Deputy Minister of Tourism Savvas Perdios said the Mediterranean island nation recorded around 1.7 million traveler arrivals between January and October, 54% fewer than in a record-setting 2019.
But unlike other years, arrivals noticeably increased this fall instead of dropping off in September, Perdios said.
He said tourism is expected to return to pre-pandemic levels by 2024.
Tourism directly accounts for 13% of Cyprus’ economy and the precipitous drop in revenue during the first months of the pandemic hit the country hard.
Tourism revenue between January and September of this year reached over 1 billion euros ($1.2 billion), more than three times the amount for the same period last year but a 53% drop from 2019.
The decision by Royal Caribbean, the world’s second-largest cruise line operator, to use Cyprus as a home port significantly helped the tourism this year, according to Perdios. The company is expected to keep Cyprus as a home port for the next few years.

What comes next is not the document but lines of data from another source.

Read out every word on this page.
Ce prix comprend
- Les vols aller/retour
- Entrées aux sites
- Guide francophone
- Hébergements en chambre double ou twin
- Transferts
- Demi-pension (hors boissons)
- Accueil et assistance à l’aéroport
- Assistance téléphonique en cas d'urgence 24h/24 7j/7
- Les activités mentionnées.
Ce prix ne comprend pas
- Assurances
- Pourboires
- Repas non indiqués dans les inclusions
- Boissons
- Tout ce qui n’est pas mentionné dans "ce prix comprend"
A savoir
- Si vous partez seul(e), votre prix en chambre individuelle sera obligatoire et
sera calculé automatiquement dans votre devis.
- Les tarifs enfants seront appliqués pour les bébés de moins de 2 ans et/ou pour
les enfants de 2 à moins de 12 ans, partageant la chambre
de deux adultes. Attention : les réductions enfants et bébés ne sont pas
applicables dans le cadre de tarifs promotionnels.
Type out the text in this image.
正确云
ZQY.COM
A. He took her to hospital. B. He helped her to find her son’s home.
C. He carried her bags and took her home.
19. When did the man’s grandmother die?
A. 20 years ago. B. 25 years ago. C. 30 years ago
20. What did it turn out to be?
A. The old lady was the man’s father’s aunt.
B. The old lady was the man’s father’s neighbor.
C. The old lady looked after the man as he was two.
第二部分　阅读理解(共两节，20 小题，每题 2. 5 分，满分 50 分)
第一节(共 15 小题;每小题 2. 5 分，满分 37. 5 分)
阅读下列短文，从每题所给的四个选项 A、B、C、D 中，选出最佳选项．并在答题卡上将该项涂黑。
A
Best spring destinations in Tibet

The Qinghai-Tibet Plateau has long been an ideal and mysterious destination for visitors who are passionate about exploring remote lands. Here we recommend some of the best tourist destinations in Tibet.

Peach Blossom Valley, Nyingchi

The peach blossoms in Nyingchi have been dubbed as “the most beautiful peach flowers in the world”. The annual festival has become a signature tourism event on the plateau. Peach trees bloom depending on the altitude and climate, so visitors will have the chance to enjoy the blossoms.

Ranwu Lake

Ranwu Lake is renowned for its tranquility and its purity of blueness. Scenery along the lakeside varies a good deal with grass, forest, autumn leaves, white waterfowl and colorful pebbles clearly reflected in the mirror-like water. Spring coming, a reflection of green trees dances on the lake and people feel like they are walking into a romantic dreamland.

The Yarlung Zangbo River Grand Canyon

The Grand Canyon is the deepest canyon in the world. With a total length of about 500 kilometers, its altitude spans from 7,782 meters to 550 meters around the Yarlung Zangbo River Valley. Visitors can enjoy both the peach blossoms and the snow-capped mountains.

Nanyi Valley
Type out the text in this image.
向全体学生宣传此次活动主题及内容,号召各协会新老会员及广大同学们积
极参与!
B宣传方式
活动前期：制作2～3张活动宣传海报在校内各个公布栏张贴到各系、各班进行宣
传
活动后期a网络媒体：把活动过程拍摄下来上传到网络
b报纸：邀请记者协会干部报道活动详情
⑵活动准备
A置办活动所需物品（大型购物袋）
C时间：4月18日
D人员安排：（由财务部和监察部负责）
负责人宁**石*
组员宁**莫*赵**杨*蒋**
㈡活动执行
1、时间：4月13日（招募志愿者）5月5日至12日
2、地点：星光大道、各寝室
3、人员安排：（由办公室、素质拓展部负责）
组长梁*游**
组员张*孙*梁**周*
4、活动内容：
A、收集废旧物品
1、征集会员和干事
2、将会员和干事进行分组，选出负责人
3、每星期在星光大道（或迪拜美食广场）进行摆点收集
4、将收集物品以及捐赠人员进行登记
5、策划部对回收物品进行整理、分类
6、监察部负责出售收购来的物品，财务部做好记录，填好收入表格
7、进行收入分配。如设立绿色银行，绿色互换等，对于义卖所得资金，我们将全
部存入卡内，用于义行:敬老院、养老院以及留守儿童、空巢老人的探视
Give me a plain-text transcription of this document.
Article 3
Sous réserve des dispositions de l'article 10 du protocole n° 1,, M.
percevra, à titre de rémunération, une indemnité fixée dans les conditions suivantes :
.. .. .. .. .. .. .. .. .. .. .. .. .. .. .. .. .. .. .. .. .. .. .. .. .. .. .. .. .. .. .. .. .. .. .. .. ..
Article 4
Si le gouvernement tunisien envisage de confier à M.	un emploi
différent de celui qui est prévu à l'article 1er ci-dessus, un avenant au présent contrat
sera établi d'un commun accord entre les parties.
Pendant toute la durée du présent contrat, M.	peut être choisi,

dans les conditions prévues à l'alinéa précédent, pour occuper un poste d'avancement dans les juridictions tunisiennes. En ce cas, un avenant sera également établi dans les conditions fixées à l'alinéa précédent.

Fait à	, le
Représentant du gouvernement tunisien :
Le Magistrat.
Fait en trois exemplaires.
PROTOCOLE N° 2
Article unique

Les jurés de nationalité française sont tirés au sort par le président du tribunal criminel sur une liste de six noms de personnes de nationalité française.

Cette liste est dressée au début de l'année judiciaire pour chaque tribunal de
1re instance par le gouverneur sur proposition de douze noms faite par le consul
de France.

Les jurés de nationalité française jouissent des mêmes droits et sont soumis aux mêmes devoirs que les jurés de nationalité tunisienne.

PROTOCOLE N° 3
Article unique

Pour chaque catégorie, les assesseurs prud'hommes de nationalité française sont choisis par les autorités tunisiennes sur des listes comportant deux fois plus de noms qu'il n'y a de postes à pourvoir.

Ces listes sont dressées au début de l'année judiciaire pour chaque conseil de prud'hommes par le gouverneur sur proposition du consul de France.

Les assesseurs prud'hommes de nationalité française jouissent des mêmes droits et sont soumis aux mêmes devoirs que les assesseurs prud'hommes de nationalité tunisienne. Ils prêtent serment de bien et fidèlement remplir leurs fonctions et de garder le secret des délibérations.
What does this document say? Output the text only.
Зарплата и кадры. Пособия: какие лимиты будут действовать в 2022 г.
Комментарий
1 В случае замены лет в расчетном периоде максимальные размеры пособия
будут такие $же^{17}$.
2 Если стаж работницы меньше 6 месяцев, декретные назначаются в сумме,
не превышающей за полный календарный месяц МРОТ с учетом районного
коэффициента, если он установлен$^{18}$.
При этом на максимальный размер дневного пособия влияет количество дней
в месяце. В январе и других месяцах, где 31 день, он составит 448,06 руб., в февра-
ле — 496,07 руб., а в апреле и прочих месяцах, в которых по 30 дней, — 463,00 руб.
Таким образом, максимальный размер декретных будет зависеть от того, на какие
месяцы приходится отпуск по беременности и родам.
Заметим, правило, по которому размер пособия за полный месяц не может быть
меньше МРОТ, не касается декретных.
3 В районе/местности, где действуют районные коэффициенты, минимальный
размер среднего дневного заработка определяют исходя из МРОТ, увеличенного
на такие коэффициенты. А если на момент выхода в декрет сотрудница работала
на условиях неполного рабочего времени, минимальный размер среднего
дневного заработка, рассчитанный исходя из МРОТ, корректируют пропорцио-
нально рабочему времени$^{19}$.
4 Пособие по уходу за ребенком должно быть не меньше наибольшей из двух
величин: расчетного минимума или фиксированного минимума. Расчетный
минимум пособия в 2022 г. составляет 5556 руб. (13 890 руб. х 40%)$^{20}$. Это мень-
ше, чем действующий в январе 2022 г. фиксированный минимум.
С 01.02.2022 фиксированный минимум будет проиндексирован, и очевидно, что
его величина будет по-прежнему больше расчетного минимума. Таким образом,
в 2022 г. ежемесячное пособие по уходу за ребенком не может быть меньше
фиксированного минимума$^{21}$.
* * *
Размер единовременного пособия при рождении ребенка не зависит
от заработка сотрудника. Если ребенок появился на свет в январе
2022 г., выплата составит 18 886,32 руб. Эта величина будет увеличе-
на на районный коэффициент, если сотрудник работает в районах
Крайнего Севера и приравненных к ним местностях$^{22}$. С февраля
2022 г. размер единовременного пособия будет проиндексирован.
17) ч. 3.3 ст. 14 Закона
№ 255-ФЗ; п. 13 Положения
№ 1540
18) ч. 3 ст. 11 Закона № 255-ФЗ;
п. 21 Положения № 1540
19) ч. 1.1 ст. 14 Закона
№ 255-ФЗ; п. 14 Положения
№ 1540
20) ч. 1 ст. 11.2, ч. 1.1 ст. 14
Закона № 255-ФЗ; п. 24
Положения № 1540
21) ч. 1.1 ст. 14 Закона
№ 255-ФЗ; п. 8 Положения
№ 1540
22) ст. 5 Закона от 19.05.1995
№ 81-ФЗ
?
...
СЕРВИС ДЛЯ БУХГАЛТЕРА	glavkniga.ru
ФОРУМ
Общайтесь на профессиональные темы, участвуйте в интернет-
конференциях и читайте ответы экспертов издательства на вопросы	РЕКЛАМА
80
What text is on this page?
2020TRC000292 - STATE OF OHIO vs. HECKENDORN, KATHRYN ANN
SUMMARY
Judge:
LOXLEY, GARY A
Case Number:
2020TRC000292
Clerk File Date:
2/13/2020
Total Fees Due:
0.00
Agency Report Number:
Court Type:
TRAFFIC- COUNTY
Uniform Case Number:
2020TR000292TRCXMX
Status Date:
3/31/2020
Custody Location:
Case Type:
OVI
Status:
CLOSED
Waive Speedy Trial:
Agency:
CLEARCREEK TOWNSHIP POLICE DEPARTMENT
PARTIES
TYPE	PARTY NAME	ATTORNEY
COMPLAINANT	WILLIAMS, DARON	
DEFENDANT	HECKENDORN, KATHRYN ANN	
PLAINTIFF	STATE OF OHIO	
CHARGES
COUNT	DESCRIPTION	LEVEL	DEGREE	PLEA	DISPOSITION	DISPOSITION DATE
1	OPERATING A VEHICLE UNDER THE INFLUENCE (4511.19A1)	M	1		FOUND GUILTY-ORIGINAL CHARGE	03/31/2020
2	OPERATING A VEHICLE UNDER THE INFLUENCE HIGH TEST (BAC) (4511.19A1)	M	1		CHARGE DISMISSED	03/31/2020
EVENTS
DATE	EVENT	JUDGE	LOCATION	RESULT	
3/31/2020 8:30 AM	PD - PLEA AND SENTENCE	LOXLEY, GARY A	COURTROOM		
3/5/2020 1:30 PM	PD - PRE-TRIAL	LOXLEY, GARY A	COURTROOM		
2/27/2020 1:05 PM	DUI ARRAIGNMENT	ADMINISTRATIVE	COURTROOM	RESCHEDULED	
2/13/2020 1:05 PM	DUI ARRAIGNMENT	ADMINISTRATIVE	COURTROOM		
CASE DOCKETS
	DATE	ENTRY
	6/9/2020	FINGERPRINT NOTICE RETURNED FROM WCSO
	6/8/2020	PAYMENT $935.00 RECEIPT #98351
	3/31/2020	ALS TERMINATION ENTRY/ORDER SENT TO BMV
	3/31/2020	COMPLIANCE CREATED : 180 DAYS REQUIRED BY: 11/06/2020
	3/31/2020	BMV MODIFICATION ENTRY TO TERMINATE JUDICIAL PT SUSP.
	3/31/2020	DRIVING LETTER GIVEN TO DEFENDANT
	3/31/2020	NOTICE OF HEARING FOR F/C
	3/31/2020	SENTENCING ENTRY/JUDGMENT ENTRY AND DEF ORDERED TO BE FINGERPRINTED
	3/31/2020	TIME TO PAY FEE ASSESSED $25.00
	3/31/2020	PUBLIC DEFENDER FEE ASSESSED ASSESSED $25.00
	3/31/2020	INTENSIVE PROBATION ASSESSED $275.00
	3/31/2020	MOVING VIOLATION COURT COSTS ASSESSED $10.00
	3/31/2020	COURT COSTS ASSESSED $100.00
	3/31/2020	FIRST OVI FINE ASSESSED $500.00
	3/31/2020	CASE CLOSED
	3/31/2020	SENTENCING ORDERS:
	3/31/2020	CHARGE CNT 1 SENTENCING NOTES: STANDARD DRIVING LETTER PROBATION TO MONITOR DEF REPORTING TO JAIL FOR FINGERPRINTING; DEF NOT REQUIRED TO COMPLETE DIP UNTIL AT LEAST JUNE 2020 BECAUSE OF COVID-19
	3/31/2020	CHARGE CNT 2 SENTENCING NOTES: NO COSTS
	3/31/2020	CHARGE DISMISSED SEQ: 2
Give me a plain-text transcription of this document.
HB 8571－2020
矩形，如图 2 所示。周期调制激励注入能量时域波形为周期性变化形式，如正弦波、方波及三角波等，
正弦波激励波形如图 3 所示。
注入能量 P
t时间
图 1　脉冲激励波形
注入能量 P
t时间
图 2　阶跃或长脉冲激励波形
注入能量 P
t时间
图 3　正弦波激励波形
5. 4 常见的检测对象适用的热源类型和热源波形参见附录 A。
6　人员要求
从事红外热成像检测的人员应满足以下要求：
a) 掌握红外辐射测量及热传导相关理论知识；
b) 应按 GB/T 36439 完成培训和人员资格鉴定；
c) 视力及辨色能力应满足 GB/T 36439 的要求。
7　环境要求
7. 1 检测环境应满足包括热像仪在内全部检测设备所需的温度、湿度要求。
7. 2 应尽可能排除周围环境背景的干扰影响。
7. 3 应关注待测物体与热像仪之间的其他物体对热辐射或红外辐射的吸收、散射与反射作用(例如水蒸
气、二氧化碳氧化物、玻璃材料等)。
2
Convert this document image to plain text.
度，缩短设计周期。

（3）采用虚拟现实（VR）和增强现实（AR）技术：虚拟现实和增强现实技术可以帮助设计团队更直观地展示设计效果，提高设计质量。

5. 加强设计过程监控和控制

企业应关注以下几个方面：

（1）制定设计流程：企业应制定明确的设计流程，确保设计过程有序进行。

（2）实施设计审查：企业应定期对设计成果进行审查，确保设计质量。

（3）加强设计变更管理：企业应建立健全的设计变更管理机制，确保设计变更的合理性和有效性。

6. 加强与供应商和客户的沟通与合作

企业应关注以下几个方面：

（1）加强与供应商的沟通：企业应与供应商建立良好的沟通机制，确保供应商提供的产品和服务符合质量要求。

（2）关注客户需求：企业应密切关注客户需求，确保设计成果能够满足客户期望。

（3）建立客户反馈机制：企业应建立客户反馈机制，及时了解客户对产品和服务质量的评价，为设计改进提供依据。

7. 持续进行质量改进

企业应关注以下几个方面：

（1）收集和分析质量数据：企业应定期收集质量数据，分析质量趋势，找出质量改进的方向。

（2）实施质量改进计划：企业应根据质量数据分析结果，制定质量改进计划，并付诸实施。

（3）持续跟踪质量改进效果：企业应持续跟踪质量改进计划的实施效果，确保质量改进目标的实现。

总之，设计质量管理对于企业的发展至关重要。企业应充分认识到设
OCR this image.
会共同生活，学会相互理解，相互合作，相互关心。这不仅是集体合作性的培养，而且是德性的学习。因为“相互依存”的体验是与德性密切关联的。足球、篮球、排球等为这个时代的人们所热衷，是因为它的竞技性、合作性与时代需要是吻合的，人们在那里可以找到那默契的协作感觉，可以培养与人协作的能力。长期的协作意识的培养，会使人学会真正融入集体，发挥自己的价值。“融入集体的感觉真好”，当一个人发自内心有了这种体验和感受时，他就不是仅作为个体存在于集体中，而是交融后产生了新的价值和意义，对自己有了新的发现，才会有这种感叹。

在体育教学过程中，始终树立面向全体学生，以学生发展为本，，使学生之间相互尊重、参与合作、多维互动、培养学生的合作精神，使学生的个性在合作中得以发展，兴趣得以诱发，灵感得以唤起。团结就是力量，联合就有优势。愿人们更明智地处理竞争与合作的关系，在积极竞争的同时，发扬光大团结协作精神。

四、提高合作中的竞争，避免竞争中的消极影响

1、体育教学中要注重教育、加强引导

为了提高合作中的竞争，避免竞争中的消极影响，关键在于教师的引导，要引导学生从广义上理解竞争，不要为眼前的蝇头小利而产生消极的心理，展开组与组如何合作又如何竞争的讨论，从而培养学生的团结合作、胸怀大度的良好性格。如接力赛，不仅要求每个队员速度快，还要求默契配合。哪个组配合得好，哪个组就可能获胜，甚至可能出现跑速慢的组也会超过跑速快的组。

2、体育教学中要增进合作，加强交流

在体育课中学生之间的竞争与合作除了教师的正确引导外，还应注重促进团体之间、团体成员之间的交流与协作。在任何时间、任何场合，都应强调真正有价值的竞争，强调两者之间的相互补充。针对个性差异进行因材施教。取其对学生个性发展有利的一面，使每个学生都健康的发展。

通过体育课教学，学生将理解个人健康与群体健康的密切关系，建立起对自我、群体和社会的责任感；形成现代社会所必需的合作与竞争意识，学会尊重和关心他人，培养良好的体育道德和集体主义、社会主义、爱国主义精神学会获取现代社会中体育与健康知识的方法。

To broaden the country’s appeal beyond the staple sun and surf that have drawn tourists for decades, authorities are looking to promote winery tours in areas of Cyprus with a millennia-old history of making wine, the minister said.
They also hope to popularize Cyprus as a location for nature hikes, scuba diving and tours of religious sites that date back to the origins of Christianity.
Private companies have embarked on massive marina projects to encourage yachting.